Private First Class Clarence S. Hodgson was a mortarman in Company H, 2d Battalion, 8th Marines. Hit in both legs on the second day of the battle, he was evacuated to a hospital ship offshore, where medical personnel worked desperately to save his life. He succumbed to his wounds on 22 November and was buried at sea. The cross was erected in his memory at one of the makeshift cemeteries on Tarawa.[8]
Private Robert W. Hillard was one of 61 Marines from Headquarters Company, 2d Battalion, 2d Marines, killed on 20 November. The company’s landing craft reached shore and dropped their ramps right in the face of several Japanese machine guns, cutting the Marines to pieces as they attempted to come ashore.
While History Flight’s largest focus has been on Tarawa, the organization has also been instrumental in recovering and identifying the remains of more than 160 U.S. servicemembers in 15 different countries. To date, nearly 400 additional sets of remains located by History Flight have yet to be identified and are undergoing testing.
The stories that these artifacts enable the NMMC to convey are the final pieces in keeping with the motto Semper Fidelis. These objects allow museum curators to speak about those Marines lost on Tarawa and keep their memory alive, while simultaneously honoring a member of TF Tarawa and the “Hero of an-Nasiriyah,” who continues to keep true to the motto by remaining always faithful to his Marines.
Endnotes
[1] LtCol Dennis P. Mroczkowski, USMCR, U.S. Marines in the Persian Gulf, 1990–1991: With the 2d Marine Division in Desert Shield and Desert Storm (Washington, DC: History and Museums Division, Headquarters Marine Corps, 1993), 39.
[2] Cpl Matthew S. Richards, “U.S. Marine Corps 1st Sgt. Justin Lehew,” Defend America, 6 August 2004.
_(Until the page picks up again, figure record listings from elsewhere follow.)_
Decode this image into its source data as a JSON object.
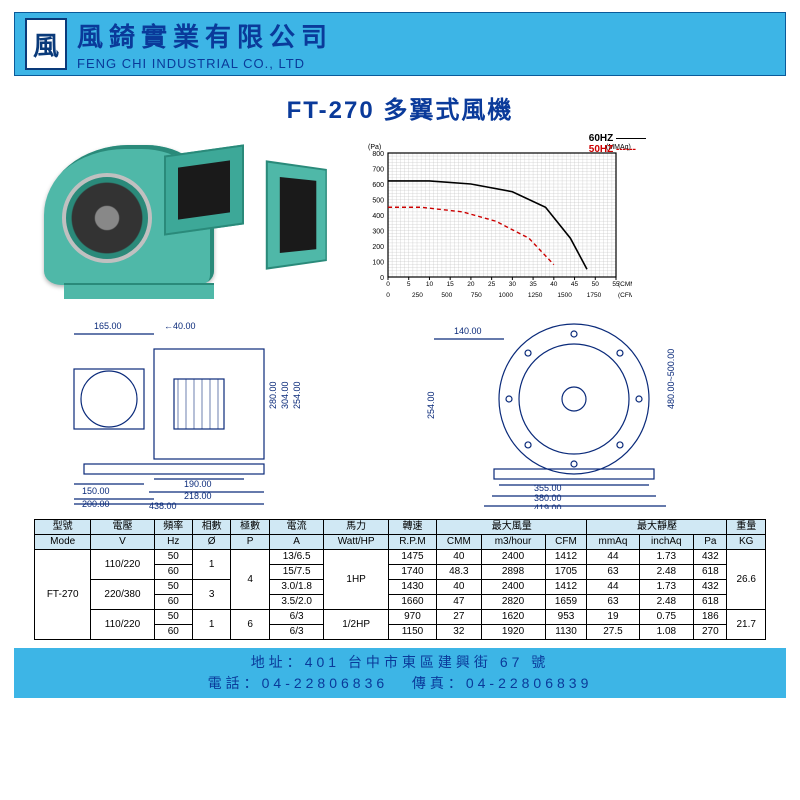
{
  "header": {
    "logo_char": "風",
    "company_zh": "風錡實業有限公司",
    "company_en": "FENG CHI INDUSTRIAL CO., LTD"
  },
  "title": "FT-270 多翼式風機",
  "chart": {
    "label_60": "60HZ ———",
    "label_50": "50HZ ------",
    "y_unit_left": "(Pa)",
    "y_unit_right": "(MMAq)",
    "y_max_pa": 800,
    "y_max_mmaq": 80,
    "y_ticks": [
      0,
      100,
      200,
      300,
      400,
      500,
      600,
      700,
      800
    ],
    "x_label_top": "(CMM)",
    "x_label_bot": "(CFM)",
    "x_ticks_cmm": [
      0,
      5,
      10,
      15,
      20,
      25,
      30,
      35,
      40,
      45,
      50,
      55
    ],
    "x_ticks_cfm": [
      0,
      250,
      500,
      750,
      1000,
      1250,
      1500,
      1750
    ],
    "curve60": [
      [
        0,
        62
      ],
      [
        10,
        62
      ],
      [
        20,
        60
      ],
      [
        30,
        55
      ],
      [
        38,
        45
      ],
      [
        44,
        25
      ],
      [
        48,
        5
      ]
    ],
    "curve50": [
      [
        0,
        45
      ],
      [
        8,
        45
      ],
      [
        18,
        42
      ],
      [
        26,
        36
      ],
      [
        34,
        25
      ],
      [
        40,
        8
      ]
    ],
    "colors": {
      "c60": "#000000",
      "c50": "#cc0000",
      "grid": "#000000",
      "hatch": "#c0c0c0"
    }
  },
  "dimensions": {
    "top_165": "165.00",
    "top_40": "40.00",
    "left_150": "150.00",
    "left_200": "200.00",
    "mid_190": "190.00",
    "mid_218": "218.00",
    "mid_438": "438.00",
    "v_280": "280.00",
    "v_304": "304.00",
    "v_254": "254.00",
    "r_140": "140.00",
    "r_254": "254.00",
    "r_480": "480.00~500.00",
    "rb_355": "355.00",
    "rb_380": "380.00",
    "rb_419": "419.00"
  },
  "table": {
    "head1": [
      "型號",
      "電壓",
      "頻率",
      "相數",
      "極數",
      "電流",
      "馬力",
      "轉速",
      "最大風量",
      "",
      "",
      "最大靜壓",
      "",
      "",
      "重量"
    ],
    "head2": [
      "Mode",
      "V",
      "Hz",
      "Ø",
      "P",
      "A",
      "Watt/HP",
      "R.P.M",
      "CMM",
      "m3/hour",
      "CFM",
      "mmAq",
      "inchAq",
      "Pa",
      "KG"
    ],
    "rows": [
      {
        "mode": "FT-270",
        "v": "110/220",
        "hz": "50",
        "ph": "1",
        "p": "4",
        "a": "13/6.5",
        "hp": "1HP",
        "rpm": "1475",
        "cmm": "40",
        "m3h": "2400",
        "cfm": "1412",
        "mmaq": "44",
        "inaq": "1.73",
        "pa": "432",
        "kg": "26.6"
      },
      {
        "mode": "",
        "v": "",
        "hz": "60",
        "ph": "",
        "p": "",
        "a": "15/7.5",
        "hp": "",
        "rpm": "1740",
        "cmm": "48.3",
        "m3h": "2898",
        "cfm": "1705",
        "mmaq": "63",
        "inaq": "2.48",
        "pa": "618",
        "kg": ""
      },
      {
        "mode": "",
        "v": "220/380",
        "hz": "50",
        "ph": "3",
        "p": "",
        "a": "3.0/1.8",
        "hp": "",
        "rpm": "1430",
        "cmm": "40",
        "m3h": "2400",
        "cfm": "1412",
        "mmaq": "44",
        "inaq": "1.73",
        "pa": "432",
        "kg": ""
      },
      {
        "mode": "",
        "v": "",
        "hz": "60",
        "ph": "",
        "p": "",
        "a": "3.5/2.0",
        "hp": "",
        "rpm": "1660",
        "cmm": "47",
        "m3h": "2820",
        "cfm": "1659",
        "mmaq": "63",
        "inaq": "2.48",
        "pa": "618",
        "kg": ""
      },
      {
        "mode": "",
        "v": "110/220",
        "hz": "50",
        "ph": "1",
        "p": "6",
        "a": "6/3",
        "hp": "1/2HP",
        "rpm": "970",
        "cmm": "27",
        "m3h": "1620",
        "cfm": "953",
        "mmaq": "19",
        "inaq": "0.75",
        "pa": "186",
        "kg": "21.7"
      },
      {
        "mode": "",
        "v": "",
        "hz": "60",
        "ph": "",
        "p": "",
        "a": "6/3",
        "hp": "",
        "rpm": "1150",
        "cmm": "32",
        "m3h": "1920",
        "cfm": "1130",
        "mmaq": "27.5",
        "inaq": "1.08",
        "pa": "270",
        "kg": ""
      }
    ]
  },
  "footer": {
    "addr_label": "地址：",
    "addr": "401 台中市東區建興街 67 號",
    "tel_label": "電話：",
    "tel": "04-22806836",
    "fax_label": "傳真：",
    "fax": "04-22806839"
  }
}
[3] Lisa Burgess, “ ‘This Is How Custer Must Have Felt’: Gunnery Sgt. Justin D. LeHew, Navy Cross,” Stars and Stripes, 14 June 2005.
[4] “Justin D. LeHew,” Hall of Valor Project, accessed 7 May 2024.
[5] “Interview with Mark Noah,” Pacific Wrecks, accessed 7 May 2024.
[6] History Flight Artifact Accession Report 2019.162, National Museum of the Marine Corps, 2019.
[7] Michael E. Ruane, “Lost Grave Markers Surface from a Distant World War II Battlefield,” Washington Post, 18 September 2021.
[8] Ruane, “Lost Grave Markers Surface from a Distant World War II Battlefield.”